Agent 6 is the third and last book in the Leo Demidov trilogy. The fact that I haven’t read the first two books might work against me and the lower rating I had to give this book… In general it was an ok read, but I felt something was missing to turn it into something great. There are some tense moments in Agent 6, but in general there is not a lot of suspense. And then were are not even talking about the ending, which was not satisfactory at all, even without having read the first two parts Child 44 and The Secret Speech. In short I wouldn’t suggest it. I still might read Child 44 though, since I’ve heard great things about it.
We start reading about Leo Demidov in the past, and learn how Leo and his wife Raise first met and fell in love. Set in the 1950s, it is a story about love at first sight and rejection by Raisa. But they end up together anyway… Leo in the mean time is a member of the Russian secret police and in training to interpretate secret messages in diaries. In that same first part we get introduced to a black American singer Jesse Austin, who will play a big part in the tragedy of the Peace Tour in 1965. The two plots are brought together by a concert the singer gives in Russia (Jesse Austin is a Communist).
In 1965 he is no longer a secret agent. His wife Raisa and daughters Zoya and Elena travel to New York to be part of a Peace Tour, but he is forbidden to travel along with his family. Leo suspects something, but he cannot protect them as he is on the other side of the world. They end up being caught up in a conspiracy which ends in a tragedy, but Leo was never allowed by the Soviet government to investigate what really happened. But he never ceases to search for justice and has to face his memories and ghosts of the past…
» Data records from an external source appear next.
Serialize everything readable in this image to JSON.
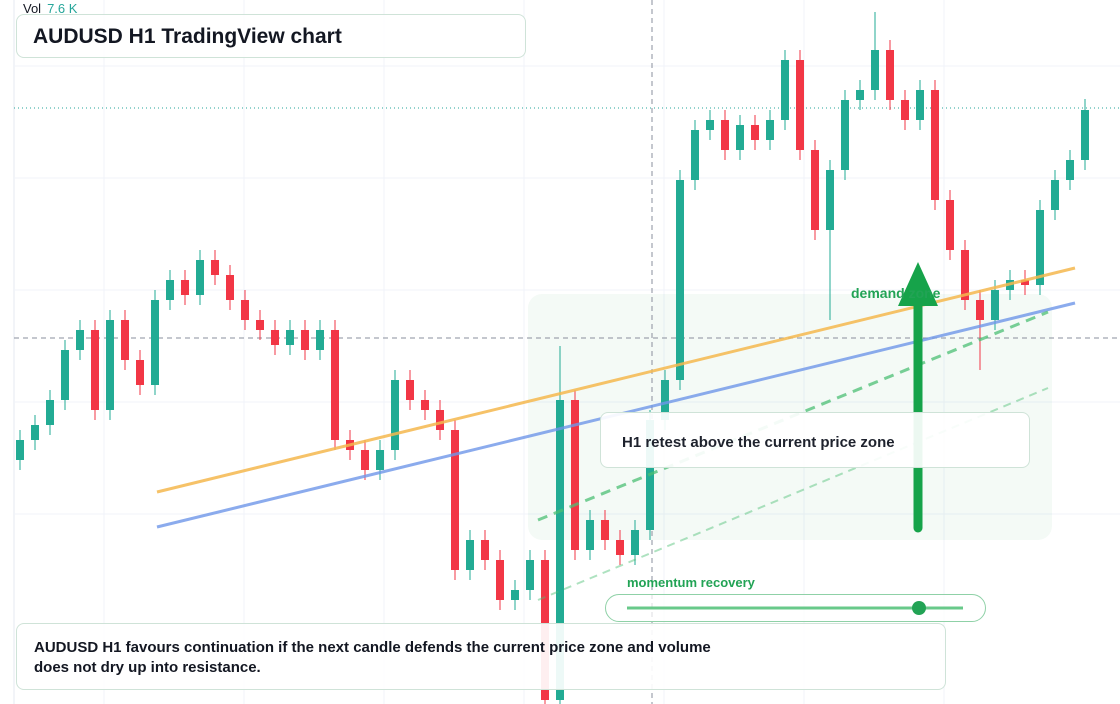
{
  "chart_data": {
    "type": "candlestick",
    "title": "AUDUSD H1 TradingView chart",
    "volume_label": "Vol",
    "volume_value": "7.6 K",
    "annotations": [
      "H1 retest above the current price zone",
      "demand zone",
      "momentum recovery"
    ],
    "caption": "AUDUSD H1 favours continuation if the next candle defends the current price zone and volume does not dry up into resistance.",
    "up_color": "#22ab94",
    "down_color": "#f23645",
    "ylim": [
      0,
      70.4
    ],
    "candles": [
      [
        24.4,
        27.4,
        23.4,
        26.4
      ],
      [
        26.4,
        28.9,
        25.4,
        27.9
      ],
      [
        27.9,
        31.4,
        26.9,
        30.4
      ],
      [
        30.4,
        36.4,
        29.4,
        35.4
      ],
      [
        35.4,
        38.4,
        34.4,
        37.4
      ],
      [
        37.4,
        38.4,
        28.4,
        29.4
      ],
      [
        29.4,
        39.4,
        28.4,
        38.4
      ],
      [
        38.4,
        39.4,
        33.4,
        34.4
      ],
      [
        34.4,
        35.4,
        30.9,
        31.9
      ],
      [
        31.9,
        41.4,
        30.9,
        40.4
      ],
      [
        40.4,
        43.4,
        39.4,
        42.4
      ],
      [
        42.4,
        43.4,
        39.9,
        40.9
      ],
      [
        40.9,
        45.4,
        39.9,
        44.4
      ],
      [
        44.4,
        45.4,
        41.9,
        42.9
      ],
      [
        42.9,
        43.9,
        39.4,
        40.4
      ],
      [
        40.4,
        41.4,
        37.4,
        38.4
      ],
      [
        38.4,
        39.4,
        36.4,
        37.4
      ],
      [
        37.4,
        38.4,
        34.9,
        35.9
      ],
      [
        35.9,
        38.4,
        34.9,
        37.4
      ],
      [
        37.4,
        38.4,
        34.4,
        35.4
      ],
      [
        35.4,
        38.4,
        34.4,
        37.4
      ],
      [
        37.4,
        38.4,
        25.4,
        26.4
      ],
      [
        26.4,
        27.4,
        24.4,
        25.4
      ],
      [
        25.4,
        26.4,
        22.4,
        23.4
      ],
      [
        23.4,
        26.4,
        22.4,
        25.4
      ],
      [
        25.4,
        33.4,
        24.4,
        32.4
      ],
      [
        32.4,
        33.4,
        29.4,
        30.4
      ],
      [
        30.4,
        31.4,
        28.4,
        29.4
      ],
      [
        29.4,
        30.4,
        26.4,
        27.4
      ],
      [
        27.4,
        28.4,
        12.4,
        13.4
      ],
      [
        13.4,
        17.4,
        12.4,
        16.4
      ],
      [
        16.4,
        17.4,
        13.4,
        14.4
      ],
      [
        14.4,
        15.4,
        9.4,
        10.4
      ],
      [
        10.4,
        12.4,
        9.4,
        11.4
      ],
      [
        11.4,
        15.4,
        10.4,
        14.4
      ],
      [
        14.4,
        15.4,
        0,
        0.4
      ],
      [
        0.4,
        35.8,
        0,
        30.4
      ],
      [
        30.4,
        31.4,
        14.4,
        15.4
      ],
      [
        15.4,
        19.4,
        14.4,
        18.4
      ],
      [
        18.4,
        19.4,
        15.4,
        16.4
      ],
      [
        16.4,
        17.4,
        13.9,
        14.9
      ],
      [
        14.9,
        18.4,
        13.9,
        17.4
      ],
      [
        17.4,
        29.4,
        16.4,
        28.4
      ],
      [
        28.4,
        33.4,
        27.4,
        32.4
      ],
      [
        32.4,
        53.4,
        31.4,
        52.4
      ],
      [
        52.4,
        58.4,
        51.4,
        57.4
      ],
      [
        57.4,
        59.4,
        56.4,
        58.4
      ],
      [
        58.4,
        59.4,
        54.4,
        55.4
      ],
      [
        55.4,
        58.9,
        54.4,
        57.9
      ],
      [
        57.9,
        58.9,
        55.4,
        56.4
      ],
      [
        56.4,
        59.4,
        55.4,
        58.4
      ],
      [
        58.4,
        65.4,
        57.4,
        64.4
      ],
      [
        64.4,
        65.4,
        54.4,
        55.4
      ],
      [
        55.4,
        56.4,
        46.4,
        47.4
      ],
      [
        47.4,
        54.4,
        38.4,
        53.4
      ],
      [
        53.4,
        61.4,
        52.4,
        60.4
      ],
      [
        60.4,
        62.4,
        59.4,
        61.4
      ],
      [
        61.4,
        69.2,
        60.4,
        65.4
      ],
      [
        65.4,
        66.4,
        59.4,
        60.4
      ],
      [
        60.4,
        61.4,
        57.4,
        58.4
      ],
      [
        58.4,
        62.4,
        57.4,
        61.4
      ],
      [
        61.4,
        62.4,
        49.4,
        50.4
      ],
      [
        50.4,
        51.4,
        44.4,
        45.4
      ],
      [
        45.4,
        46.4,
        39.4,
        40.4
      ],
      [
        40.4,
        41.4,
        33.4,
        38.4
      ],
      [
        38.4,
        42.4,
        37.4,
        41.4
      ],
      [
        41.4,
        43.4,
        40.4,
        42.4
      ],
      [
        42.4,
        43.4,
        40.9,
        41.9
      ],
      [
        41.9,
        50.4,
        40.9,
        49.4
      ],
      [
        49.4,
        53.4,
        48.4,
        52.4
      ],
      [
        52.4,
        55.4,
        51.4,
        54.4
      ],
      [
        54.4,
        60.5,
        53.4,
        59.4
      ]
    ]
  }
}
Leo never stops his quest for justice, and we follow him to 1980. He is now an adviser in Afghanistan, a country controlled by the Soviet Union. He cannot stand facing his feelings, so he drowns them in opium. He has a new trainee, a young Afghan girl who is enthusiastic about the new world the Soviets have to offer. But he knows from experience that that enthusiasm will soon change as she realizes what is really going on.
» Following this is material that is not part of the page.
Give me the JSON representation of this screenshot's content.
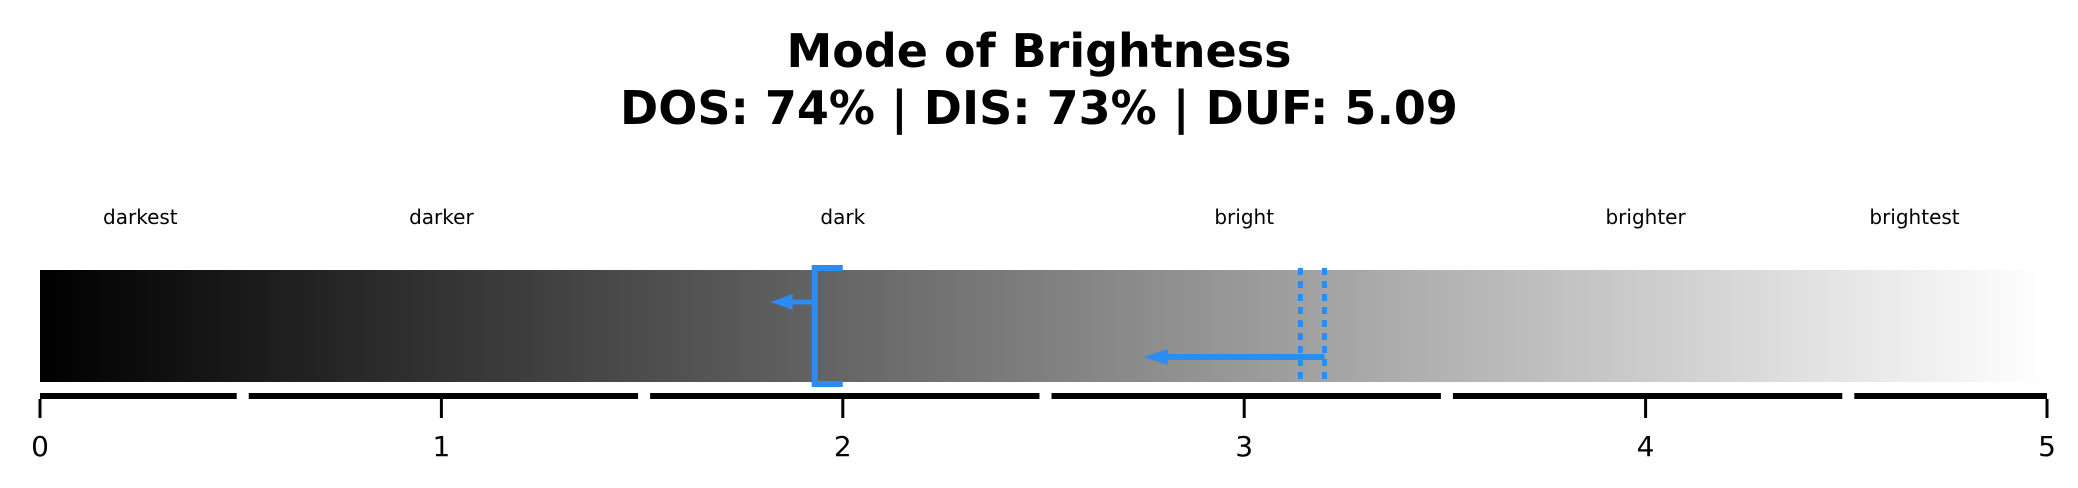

Like I said before, I just felt like something was missing while reading Agent 6. I couldn’t get into the story and the end definitely wasn’t satisfactory. I wish I would have enjoyed this final book of the Leo Demidov trilogy since I’ve heard great things about the previous books… But I didn’t, and I definitely wouldn’t recommend reading it unless you’ve read the first two book and don’t like to leave trilogies unfinished.